LA GALERIE DES LOCATAIRES [ 1972 - .... ]
La Galerie des locataires est une attitude. Elle se manifeste là où elle décide d’être. Elle n’a pas de murs. Ni de décrets. Elle n’est pas impossible. Sa raison d’être : l’artiste est celui auquel on donne l’occasion de l’être. Elle est l’espace mental, la pensée mise en action d’une historienne d’art. Poser les questions est un acte politique : l’homme en tant que penseur critique, alerte, n’est pas l’objet manipulable dont rêve le pouvoir. Celui-ci distille les exigences sécuritaires pour inculquer la peur à l’homme, cet être devenu délicat, fragile : la peur bloque son libre arbitre. Il commande les mass média et les finances, et aimerait qu’on pense moins et achète plus. Tout en critiquant le système défaillant, avec la démagogie des machiavels, il essaye de repartir… Mais pour quelle destination ? Jamais le destin humain sur cette planète n’a paru aussi aléatoire, sa place parmi les autres espèces végétales, animales, minérales, les éléments physiques ou spirituels, mise en question aussi explicitement…A se poser la question s’il n’y aurait-il pas une loi naturelle, que même lui l’homo sapiens ne pourrait transgresser et qui peut-être aujourd’hui se dresse tel un mur devant lui ? Bien sûr ce mur, comme tous les murs, l’homme peut le réduire en poussière. Mais la poussière qui se propagerait de ce mur là, peut-être n’est pas de la nature des autres… Alors que plusieurs chemins, autoroutes et virtualités s’esquissent, nourries par les réalités complexes, un certain chantage intellectuel pointe le consensus pour le sauvetage prioritaire d’un système à bout de souffle.

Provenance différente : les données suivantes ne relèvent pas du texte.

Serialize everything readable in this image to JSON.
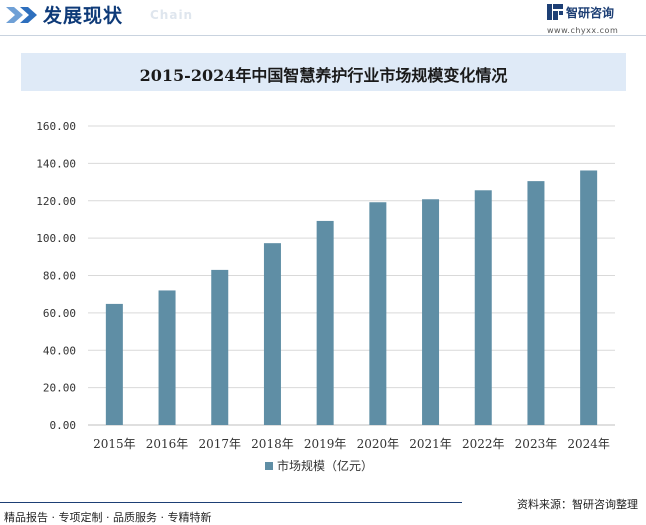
{
  "header": {
    "title": "发展现状",
    "subtitle": "Chain",
    "brand_name": "智研咨询",
    "brand_url": "www.chyxx.com"
  },
  "colors": {
    "bar": "#5f8ea5",
    "title_blue": "#0e3a78",
    "title_bar_bg": "#dfeaf7"
  },
  "chart_data": {
    "type": "bar",
    "title": "2015-2024年中国智慧养护行业市场规模变化情况",
    "categories": [
      "2015年",
      "2016年",
      "2017年",
      "2018年",
      "2019年",
      "2020年",
      "2021年",
      "2022年",
      "2023年",
      "2024年"
    ],
    "series": [
      {
        "name": "市场规模（亿元）",
        "values": [
          64.8,
          72.0,
          83.0,
          97.3,
          109.2,
          119.2,
          120.8,
          125.6,
          130.5,
          136.2
        ]
      }
    ],
    "yticks": [
      "0.00",
      "20.00",
      "40.00",
      "60.00",
      "80.00",
      "100.00",
      "120.00",
      "140.00",
      "160.00"
    ],
    "ylim": [
      0,
      160
    ],
    "xlabel": "",
    "ylabel": "",
    "grid": true,
    "legend": "bottom-center"
  },
  "footer": {
    "left": "精品报告 · 专项定制 · 品质服务 · 专精特新",
    "right": "资料来源：智研咨询整理"
  }
}
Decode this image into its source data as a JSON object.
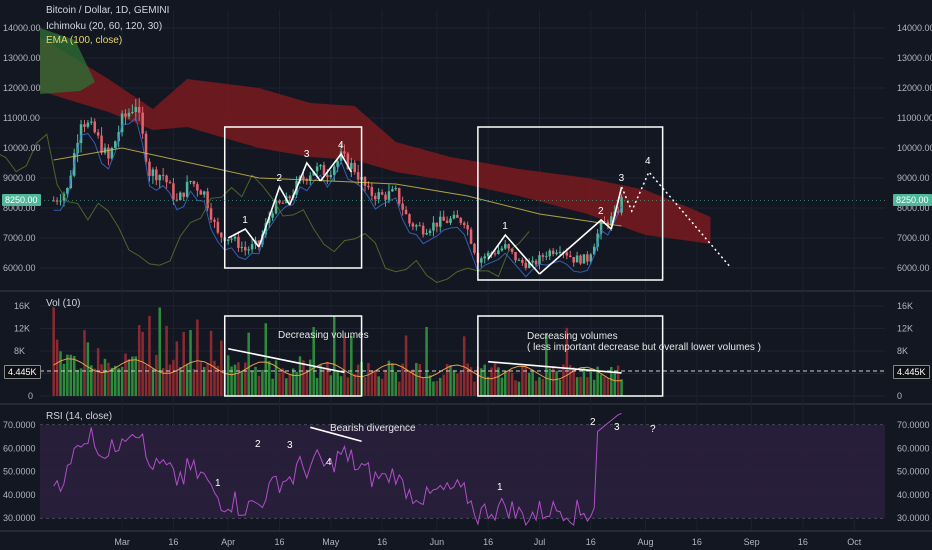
{
  "header": {
    "symbol": "Bitcoin / Dollar, 1D, GEMINI",
    "ichimoku": "Ichimoku (20, 60, 120, 30)",
    "ema": "EMA (100, close)",
    "vol_label": "Vol (10)",
    "rsi_label": "RSI (14, close)"
  },
  "colors": {
    "background": "#131722",
    "up": "#4fb89b",
    "down": "#e5626f",
    "ema": "#d4c44a",
    "cloud_bear": "#7a1a1f",
    "cloud_bull": "#2e6b35",
    "rsi_line": "#b04fc7",
    "rsi_band": "#2a1f3d"
  },
  "price_tags": {
    "price": "8250.00",
    "volume": "4.445K"
  },
  "chart_data": [
    {
      "type": "candlestick",
      "title": "Bitcoin / Dollar, 1D, GEMINI",
      "y_ticks": [
        "14000.00",
        "13000.00",
        "12000.00",
        "11000.00",
        "10000.00",
        "9000.00",
        "8000.00",
        "7000.00",
        "6000.00"
      ],
      "ylim": [
        5500,
        14300
      ],
      "x_ticks": [
        "Mar",
        "16",
        "Apr",
        "16",
        "May",
        "16",
        "Jun",
        "16",
        "Jul",
        "16",
        "Aug",
        "16",
        "Sep",
        "16",
        "Oct"
      ],
      "close_path": [
        [
          "2018-02-09",
          8250
        ],
        [
          "2018-02-13",
          8600
        ],
        [
          "2018-02-17",
          11000
        ],
        [
          "2018-02-21",
          10500
        ],
        [
          "2018-02-25",
          9600
        ],
        [
          "2018-03-01",
          10900
        ],
        [
          "2018-03-05",
          11500
        ],
        [
          "2018-03-09",
          9200
        ],
        [
          "2018-03-13",
          9100
        ],
        [
          "2018-03-17",
          8200
        ],
        [
          "2018-03-21",
          8900
        ],
        [
          "2018-03-25",
          8500
        ],
        [
          "2018-03-29",
          7100
        ],
        [
          "2018-04-02",
          7000
        ],
        [
          "2018-04-06",
          6600
        ],
        [
          "2018-04-10",
          6800
        ],
        [
          "2018-04-14",
          8000
        ],
        [
          "2018-04-18",
          8200
        ],
        [
          "2018-04-22",
          8900
        ],
        [
          "2018-04-26",
          9300
        ],
        [
          "2018-04-30",
          9200
        ],
        [
          "2018-05-04",
          9700
        ],
        [
          "2018-05-08",
          9300
        ],
        [
          "2018-05-12",
          8500
        ],
        [
          "2018-05-16",
          8400
        ],
        [
          "2018-05-20",
          8500
        ],
        [
          "2018-05-24",
          7500
        ],
        [
          "2018-05-28",
          7300
        ],
        [
          "2018-06-01",
          7500
        ],
        [
          "2018-06-05",
          7600
        ],
        [
          "2018-06-09",
          7600
        ],
        [
          "2018-06-13",
          6300
        ],
        [
          "2018-06-17",
          6500
        ],
        [
          "2018-06-21",
          6700
        ],
        [
          "2018-06-25",
          6200
        ],
        [
          "2018-06-29",
          6100
        ],
        [
          "2018-07-03",
          6500
        ],
        [
          "2018-07-07",
          6700
        ],
        [
          "2018-07-11",
          6300
        ],
        [
          "2018-07-15",
          6300
        ],
        [
          "2018-07-19",
          7400
        ],
        [
          "2018-07-23",
          7700
        ],
        [
          "2018-07-25",
          8250
        ]
      ],
      "ema_100": [
        [
          "2018-02-09",
          9600
        ],
        [
          "2018-03-01",
          10000
        ],
        [
          "2018-03-21",
          9500
        ],
        [
          "2018-04-10",
          9000
        ],
        [
          "2018-05-01",
          8900
        ],
        [
          "2018-05-20",
          8800
        ],
        [
          "2018-06-10",
          8400
        ],
        [
          "2018-07-01",
          7800
        ],
        [
          "2018-07-25",
          7400
        ]
      ],
      "waves": [
        {
          "label": "1",
          "points": [
            [
              "2018-04-01",
              7000
            ],
            [
              "2018-04-06",
              7300
            ],
            [
              "2018-04-10",
              6700
            ]
          ]
        },
        {
          "label": "2",
          "points": [
            [
              "2018-04-10",
              6700
            ],
            [
              "2018-04-16",
              8700
            ],
            [
              "2018-04-19",
              8100
            ]
          ]
        },
        {
          "label": "3",
          "points": [
            [
              "2018-04-19",
              8100
            ],
            [
              "2018-04-24",
              9500
            ],
            [
              "2018-04-28",
              8900
            ]
          ]
        },
        {
          "label": "4",
          "points": [
            [
              "2018-04-28",
              8900
            ],
            [
              "2018-05-04",
              9800
            ],
            [
              "2018-05-07",
              9200
            ]
          ]
        },
        {
          "label": "1",
          "points": [
            [
              "2018-06-16",
              6300
            ],
            [
              "2018-06-21",
              7100
            ],
            [
              "2018-07-01",
              5800
            ]
          ]
        },
        {
          "label": "2",
          "points": [
            [
              "2018-07-01",
              5800
            ],
            [
              "2018-07-19",
              7600
            ],
            [
              "2018-07-22",
              7300
            ]
          ]
        },
        {
          "label": "3",
          "points": [
            [
              "2018-07-22",
              7300
            ],
            [
              "2018-07-25",
              8700
            ]
          ]
        }
      ],
      "projection": [
        [
          "2018-07-25",
          8700
        ],
        [
          "2018-07-28",
          7900
        ],
        [
          "2018-08-02",
          9200
        ],
        [
          "2018-08-26",
          6000
        ]
      ],
      "projection_label": "4",
      "boxes": [
        {
          "x": [
            "2018-03-31",
            "2018-05-10"
          ],
          "y": [
            6000,
            10700
          ]
        },
        {
          "x": [
            "2018-06-13",
            "2018-08-06"
          ],
          "y": [
            5600,
            10700
          ]
        }
      ]
    },
    {
      "type": "bar",
      "title": "Vol (10)",
      "y_ticks": [
        "16K",
        "12K",
        "8K",
        "4K",
        "0"
      ],
      "ylim": [
        0,
        17000
      ],
      "annotations": [
        "Decreasing volumes",
        "Decreasing volumes",
        "( less important decrease but overall lower volumes )"
      ]
    },
    {
      "type": "line",
      "title": "RSI (14, close)",
      "y_ticks": [
        "70.0000",
        "60.0000",
        "50.0000",
        "40.0000",
        "30.0000"
      ],
      "ylim": [
        26,
        75
      ],
      "annotation": "Bearish divergence",
      "wave_labels": [
        "1",
        "2",
        "3",
        "4",
        "1",
        "2",
        "3",
        "?"
      ]
    }
  ]
}
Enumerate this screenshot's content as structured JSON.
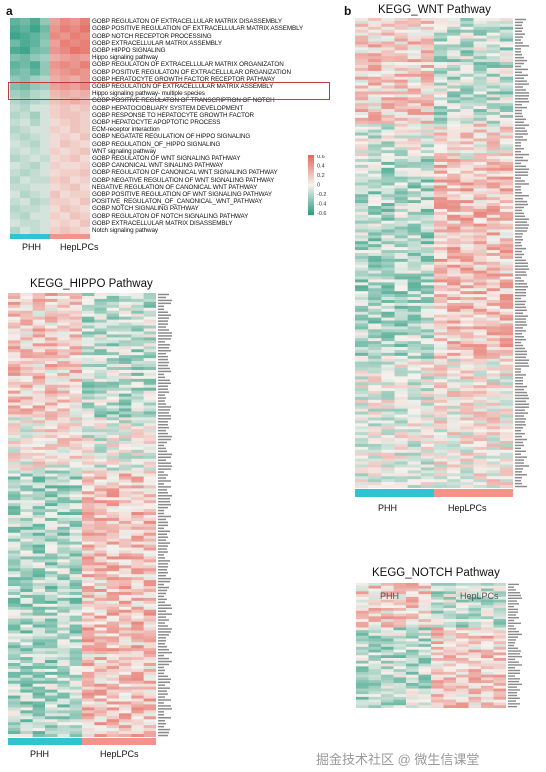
{
  "panel_a_letter": "a",
  "panel_b_letter": "b",
  "watermark": "掘金技术社区 @ 微生信课堂",
  "colors": {
    "low": "#2e9e82",
    "mid": "#f5f2ee",
    "high": "#e5695f",
    "phh": "#2ec4d1",
    "hep": "#f2948a",
    "highlight": "#c23a3a"
  },
  "chart_data": [
    {
      "type": "heatmap",
      "title": "",
      "groups": [
        "PHH",
        "HepLPCs"
      ],
      "colorbar": {
        "ticks": [
          "0.6",
          "0.4",
          "0.2",
          "0",
          "-0.2",
          "-0.4",
          "-0.6"
        ],
        "range": [
          -0.6,
          0.6
        ]
      },
      "highlighted_rows": [
        9,
        10
      ],
      "rows": [
        "GOBP REGULATON OF EXTRACELLULAR MATRIX DISASSEMBLY",
        "GOBP POSITIVE REGULATION OF EXTRACELLULAR MATRIX ASSEMBLY",
        "GOBP NOTCH RECEPTOR PROCESSING",
        "GOBP EXTRACELLULAR MATRIX ASSEMBLY",
        "GOBP HIPPO SIGNALING",
        "Hippo signaling pathway",
        "GOBP REGULATON OF EXTRACELLULAR MATRIX ORGANIZATON",
        "GOBP POSITIVE REGULATON OF EXTRACELLULAR ORGANIZATION",
        "GOBP HERATOCYTE GROWTH FACTOR RECEPTOR PATHWAY",
        "GOBP REGULATION OF EXTRACELLULAR MATRIX ASSEMBLY",
        "Hippo signaling pathway- multiple species",
        "GOBP POSITIVE REGULATON OF TRANSCRIPTION OF NOTCH",
        "GOBP HEPATOCIOBLIARY SYSTEM DEVELOPMENT",
        "GOBP RESPONSE TO HEPATOCYTE GROWTH FACTOR",
        "GOBP HEPATOCYTE APOPTOTIC PROCESS",
        "ECM-receptor interaction",
        "GOBP NEGATATE REGULATION OF HIPPO SIGNALING",
        "GOBP REGULATION_OF_HIPPO SIGNALING",
        "WNT signaling pathway",
        "GOBP REGULATON OF WNT SIGNALING PATHWAY",
        "GOBP CANONICAL WNT SINALING PATHWAY",
        "GOBP REGULATON OF CANONICAL WNT SIGNALING PATHWAY",
        "GOBP NEGATIVE REGULATION OF WNT SIGNALING PATHWAY",
        "NEGATIVE REGULATION OF CANONICAL WNT PATHWAY",
        "GOBP POSITIVE REGULATION OF WNT SIGNALING PATHWAY",
        "POSITIVE_REGULATON_OF_CANONICAL_WNT_PATHWAY",
        "GOBP NOTCH SIGNALING PATHWAY",
        "GOBP REGULATON OF NOTCH SIGNALING PATHWAY",
        "GOBP EXTRACELLULAR MATRIX DISASSEMBLY",
        "Notch signaling pathway"
      ],
      "values": [
        [
          -0.45,
          -0.4,
          -0.5,
          -0.3,
          0.35,
          0.45,
          0.4,
          0.5
        ],
        [
          -0.5,
          -0.45,
          -0.55,
          -0.4,
          0.4,
          0.5,
          0.45,
          0.55
        ],
        [
          -0.55,
          -0.5,
          -0.45,
          -0.35,
          0.45,
          0.4,
          0.5,
          0.45
        ],
        [
          -0.4,
          -0.5,
          -0.45,
          -0.3,
          0.35,
          0.5,
          0.45,
          0.5
        ],
        [
          -0.5,
          -0.55,
          -0.4,
          -0.35,
          0.4,
          0.45,
          0.55,
          0.5
        ],
        [
          -0.35,
          -0.4,
          -0.3,
          -0.25,
          0.3,
          0.35,
          0.4,
          0.35
        ],
        [
          -0.45,
          -0.4,
          -0.5,
          -0.3,
          0.4,
          0.45,
          0.4,
          0.5
        ],
        [
          -0.4,
          -0.35,
          -0.45,
          -0.3,
          0.35,
          0.4,
          0.45,
          0.4
        ],
        [
          -0.3,
          -0.35,
          -0.25,
          -0.2,
          0.3,
          0.35,
          0.3,
          0.4
        ],
        [
          -0.35,
          -0.4,
          -0.3,
          -0.25,
          0.35,
          0.4,
          0.35,
          0.45
        ],
        [
          -0.25,
          -0.3,
          -0.2,
          -0.15,
          0.25,
          0.3,
          0.25,
          0.3
        ],
        [
          -0.2,
          -0.25,
          -0.2,
          -0.15,
          0.2,
          0.25,
          0.3,
          0.25
        ],
        [
          -0.15,
          -0.2,
          -0.1,
          -0.1,
          0.15,
          0.2,
          0.15,
          0.2
        ],
        [
          -0.2,
          -0.15,
          -0.25,
          -0.1,
          0.15,
          0.2,
          0.2,
          0.15
        ],
        [
          -0.15,
          -0.1,
          -0.2,
          -0.1,
          0.1,
          0.15,
          0.2,
          0.15
        ],
        [
          -0.2,
          -0.15,
          -0.1,
          -0.1,
          0.15,
          0.1,
          0.2,
          0.15
        ],
        [
          -0.15,
          -0.2,
          -0.15,
          -0.1,
          0.1,
          0.15,
          0.1,
          0.2
        ],
        [
          -0.1,
          -0.15,
          -0.2,
          -0.1,
          0.1,
          0.2,
          0.15,
          0.1
        ],
        [
          -0.15,
          -0.1,
          -0.15,
          -0.1,
          0.15,
          0.1,
          0.15,
          0.2
        ],
        [
          -0.2,
          -0.15,
          -0.1,
          -0.15,
          0.1,
          0.15,
          0.2,
          0.1
        ],
        [
          -0.1,
          -0.15,
          -0.2,
          -0.1,
          0.15,
          0.1,
          0.1,
          0.15
        ],
        [
          -0.15,
          -0.2,
          -0.15,
          -0.1,
          0.1,
          0.15,
          0.15,
          0.2
        ],
        [
          -0.2,
          -0.1,
          -0.15,
          -0.15,
          0.15,
          0.2,
          0.1,
          0.15
        ],
        [
          -0.15,
          -0.15,
          -0.1,
          -0.1,
          0.1,
          0.15,
          0.2,
          0.1
        ],
        [
          -0.1,
          -0.2,
          -0.15,
          -0.1,
          0.2,
          0.1,
          0.15,
          0.15
        ],
        [
          -0.15,
          -0.1,
          -0.2,
          -0.15,
          0.15,
          0.15,
          0.1,
          0.2
        ],
        [
          -0.2,
          -0.15,
          -0.15,
          -0.1,
          0.1,
          0.2,
          0.15,
          0.1
        ],
        [
          -0.15,
          -0.2,
          -0.1,
          -0.1,
          0.15,
          0.1,
          0.2,
          0.15
        ],
        [
          -0.1,
          -0.15,
          -0.15,
          -0.1,
          0.1,
          0.15,
          0.1,
          0.2
        ],
        [
          -0.2,
          -0.1,
          -0.15,
          -0.1,
          0.15,
          0.2,
          0.15,
          0.1
        ]
      ]
    },
    {
      "type": "heatmap",
      "title": "KEGG_HIPPO Pathway",
      "groups": [
        "PHH",
        "HepLPCs"
      ]
    },
    {
      "type": "heatmap",
      "title": "KEGG_WNT Pathway",
      "groups": [
        "PHH",
        "HepLPCs"
      ]
    },
    {
      "type": "heatmap",
      "title": "KEGG_NOTCH Pathway",
      "groups": [
        "PHH",
        "HepLPCs"
      ]
    }
  ]
}
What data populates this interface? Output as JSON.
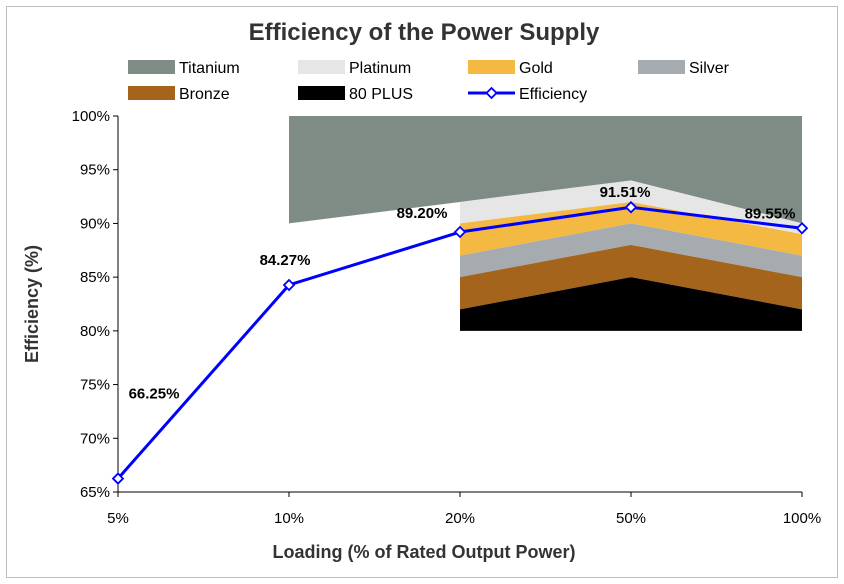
{
  "chart_data": {
    "type": "line",
    "title": "Efficiency of the Power Supply",
    "xlabel": "Loading (% of Rated Output Power)",
    "ylabel": "Efficiency (%)",
    "categories": [
      "5%",
      "10%",
      "20%",
      "50%",
      "100%"
    ],
    "ylim": [
      65,
      100
    ],
    "ytick_step": 5,
    "ytick_labels": [
      "65%",
      "70%",
      "75%",
      "80%",
      "85%",
      "90%",
      "95%",
      "100%"
    ],
    "series": [
      {
        "name": "Efficiency",
        "values": [
          66.25,
          84.27,
          89.2,
          91.51,
          89.55
        ],
        "data_labels": [
          "66.25%",
          "84.27%",
          "89.20%",
          "91.51%",
          "89.55%"
        ],
        "color": "#0000ff"
      }
    ],
    "bands": [
      {
        "name": "Titanium",
        "color": "#7f8c86",
        "category_range": [
          1,
          4
        ],
        "top": [
          100,
          100,
          100,
          100
        ],
        "bottom": [
          90,
          92,
          94,
          90
        ]
      },
      {
        "name": "Platinum",
        "color": "#e6e6e6",
        "category_range": [
          2,
          4
        ],
        "top": [
          92,
          94,
          90
        ],
        "bottom": [
          90,
          92,
          89
        ]
      },
      {
        "name": "Gold",
        "color": "#f4b942",
        "category_range": [
          2,
          4
        ],
        "top": [
          90,
          92,
          89
        ],
        "bottom": [
          87,
          90,
          87
        ]
      },
      {
        "name": "Silver",
        "color": "#a6abaf",
        "category_range": [
          2,
          4
        ],
        "top": [
          87,
          90,
          87
        ],
        "bottom": [
          85,
          88,
          85
        ]
      },
      {
        "name": "Bronze",
        "color": "#a4641b",
        "category_range": [
          2,
          4
        ],
        "top": [
          85,
          88,
          85
        ],
        "bottom": [
          82,
          85,
          82
        ]
      },
      {
        "name": "80 PLUS",
        "color": "#000000",
        "category_range": [
          2,
          4
        ],
        "top": [
          82,
          85,
          82
        ],
        "bottom": [
          80,
          80,
          80
        ]
      }
    ],
    "legend": {
      "placement": "top",
      "items": [
        "Titanium",
        "Platinum",
        "Gold",
        "Silver",
        "Bronze",
        "80 PLUS",
        "Efficiency"
      ]
    },
    "grid": false
  }
}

Les artistes en tant que personnes agissant dans le domaine de l’activité humaine lié à la création, donc à l’exploration et l’expression des libertés individuelles, mais aussi « à l’écoute du monde » toujours en mouvement, celui qu’ils partagent avec les autres, pourraient alors, représenter ou véhiculer au sein de la société une certaine vigilance, être « sensibles » à son devenir et le leur.
L’éthique de comportement et le dépassement d’une esthétique de salon (1) proclamés par les artistes dont les travaux étaient très critiques sur le milieu de l’art, les institutions, le marché de l’art ; avec la présence d’un questionnement constant au sujet de leur place dans ce système, mais aussi de la nature et de la manipulation de leur production par celui-ci, se trouvent avec le temps pris dans le piège des consensus plus ou moins élaborés. Il est vrai que certains continuent d’être dans la vigilance, mais dans la pléthore et la cacophonie générale des événements, la mégalomanie de la société du spectacle, de l’avoir et non de l’être, ces voix ne sont que les références, mal approfondies, pratiquées, peu audibles et visibles. A un moment donné il était artistiquement nuisible d’évoquer l’engagement des artistes et les travaux,presque tous, sont redevenus les œuvres(2). Alors,la Galerie des locataires a suspendu ses activités et proclamé la grève contre les artistes en 1976. Celle-ci a duré jusqu’en 1981. Depuis elle propose quelques actions aux artistes sous forme de lecture de projets, d’escapades, de voyages: Exposition radiophonique / France-Culture /,Taxis avant minuit, Simplon Express, L’air du large, Ailleurs, Battre en retraite et le Débarquement sur l’île de Molat.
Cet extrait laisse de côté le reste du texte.